Macaw achieves this by using a combination of “slots” as its inputs and outputs. These slots are the Context, Question, Multiple-choice options, Answer and Explanation. By using different “angles” or combinations of these slots as the input, a different, often more accurate output can be generated. (see figure below)

For example, you might input a question along with its context in order to get an answer. Or you might give Macaw a question, an answer and the context and the system would return a set of multiple-choice options as its output. Macaw can even generate explanations to accompany its answers, though the study’s researchers consider these to be of lower quality than the other kinds of results the model generates. 
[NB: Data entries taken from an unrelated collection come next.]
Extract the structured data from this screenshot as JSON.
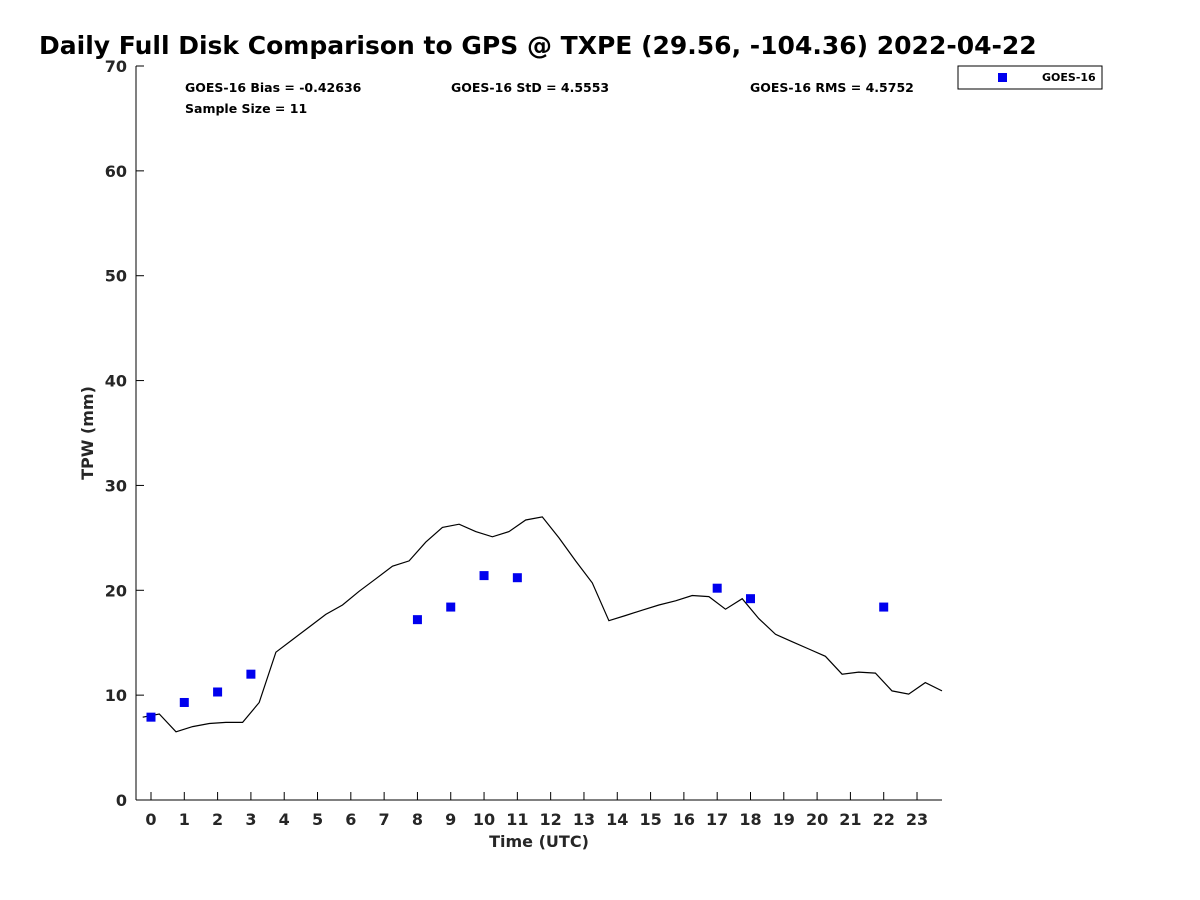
{
  "chart_data": {
    "type": "scatter",
    "title": "Daily Full Disk Comparison to GPS @ TXPE (29.56, -104.36) 2022-04-22",
    "xlabel": "Time (UTC)",
    "ylabel": "TPW (mm)",
    "xlim": [
      -0.45,
      23.75
    ],
    "ylim": [
      0,
      70
    ],
    "xticks": [
      "0",
      "1",
      "2",
      "3",
      "4",
      "5",
      "6",
      "7",
      "8",
      "9",
      "10",
      "11",
      "12",
      "13",
      "14",
      "15",
      "16",
      "17",
      "18",
      "19",
      "20",
      "21",
      "22",
      "23"
    ],
    "yticks": [
      "0",
      "10",
      "20",
      "30",
      "40",
      "50",
      "60",
      "70"
    ],
    "grid": false,
    "legend_position": "top-right (outside plot)",
    "stats": {
      "bias": "GOES-16 Bias = -0.42636",
      "std": "GOES-16 StD = 4.5553",
      "rms": "GOES-16 RMS = 4.5752",
      "sample_size": "Sample Size = 11"
    },
    "series": [
      {
        "name": "GOES-16",
        "kind": "scatter",
        "marker": "square",
        "color": "#0000ee",
        "x": [
          0,
          1,
          2,
          3,
          8,
          9,
          10,
          11,
          17,
          18,
          22
        ],
        "y": [
          7.9,
          9.3,
          10.3,
          12.0,
          17.2,
          18.4,
          21.4,
          21.2,
          20.2,
          19.2,
          18.4
        ]
      },
      {
        "kind": "line",
        "color": "#000000",
        "x": [
          -0.25,
          0.25,
          0.75,
          1.25,
          1.75,
          2.25,
          2.75,
          3.25,
          3.75,
          4.25,
          4.75,
          5.25,
          5.75,
          6.25,
          6.75,
          7.25,
          7.75,
          8.25,
          8.75,
          9.25,
          9.75,
          10.25,
          10.75,
          11.25,
          11.75,
          12.25,
          12.75,
          13.25,
          13.75,
          14.25,
          14.75,
          15.25,
          15.75,
          16.25,
          16.75,
          17.25,
          17.75,
          18.25,
          18.75,
          19.25,
          19.75,
          20.25,
          20.75,
          21.25,
          21.75,
          22.25,
          22.75,
          23.25,
          23.75
        ],
        "y": [
          7.9,
          8.2,
          6.5,
          7.0,
          7.3,
          7.4,
          7.4,
          9.3,
          14.1,
          15.3,
          16.5,
          17.7,
          18.6,
          19.9,
          21.1,
          22.3,
          22.8,
          24.6,
          26.0,
          26.3,
          25.6,
          25.1,
          25.6,
          26.7,
          27.0,
          25.0,
          22.8,
          20.7,
          17.1,
          17.6,
          18.1,
          18.6,
          19.0,
          19.5,
          19.4,
          18.2,
          19.2,
          17.3,
          15.8,
          15.1,
          14.4,
          13.7,
          12.0,
          12.2,
          12.1,
          10.4,
          10.1,
          11.2,
          10.4
        ]
      }
    ]
  }
}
“We’ve used it for generating explanations for questions and answers,” Clark explains. “So, we can say, we have an answer to this question. Can you explain it for us? And Macaw was able to do that as well.”

Macaw’s output is further improved by recursively assembling its inputs and outputs in different combinations, so they can be fed back into the system, often improving the accuracy of the final output. The result is a much stronger “zero-shot” performance. Zero-shot in this context refers to generating answers to questions for which Macaw has no prior labeled examples. This amounts to a kind of inference, a variation of the kind of reasoning people perform, reaching conclusions based on evidence. While it’s no surprise the system isn’t as good as we are at this, it’s still impressive. 

Though Macaw reaches its answers very differently from how we do, it’s a little analogous to our own reasoning. Several pieces of information are often more helpful than a single item or data point, even though they may not all be directly relevant. Different contexts may also alter the conclusions we reach. At a certain level, the same can be said for Macaw.

One of the ongoing challenges in artificial intelligence is to give it general commonsense about the world, much as people have. To this end, AI2 has its Mosaic project, a team led by Yejin Choi that focuses on developing machine commonsense reasoning. 

But Macaw also demonstrates a considerable degree of commonsense as a result of its being trained on millions of real-world questions and answers. Combined with its ability to perform zero-shot reasoning, it’s feasible that Macaw and other commonsense systems could one day support each other, contributing to and reinforcing each other’s capabilities.

Clark acknowledges this. “There is a huge overlap and our two teams do work very closely together,” he said. Details about Macaw’s approach and methods can be found in the study paper, “General-Purpose Question-Answering with Macaw” by Oyvind Tafjord and Peter Clark, both of AI2.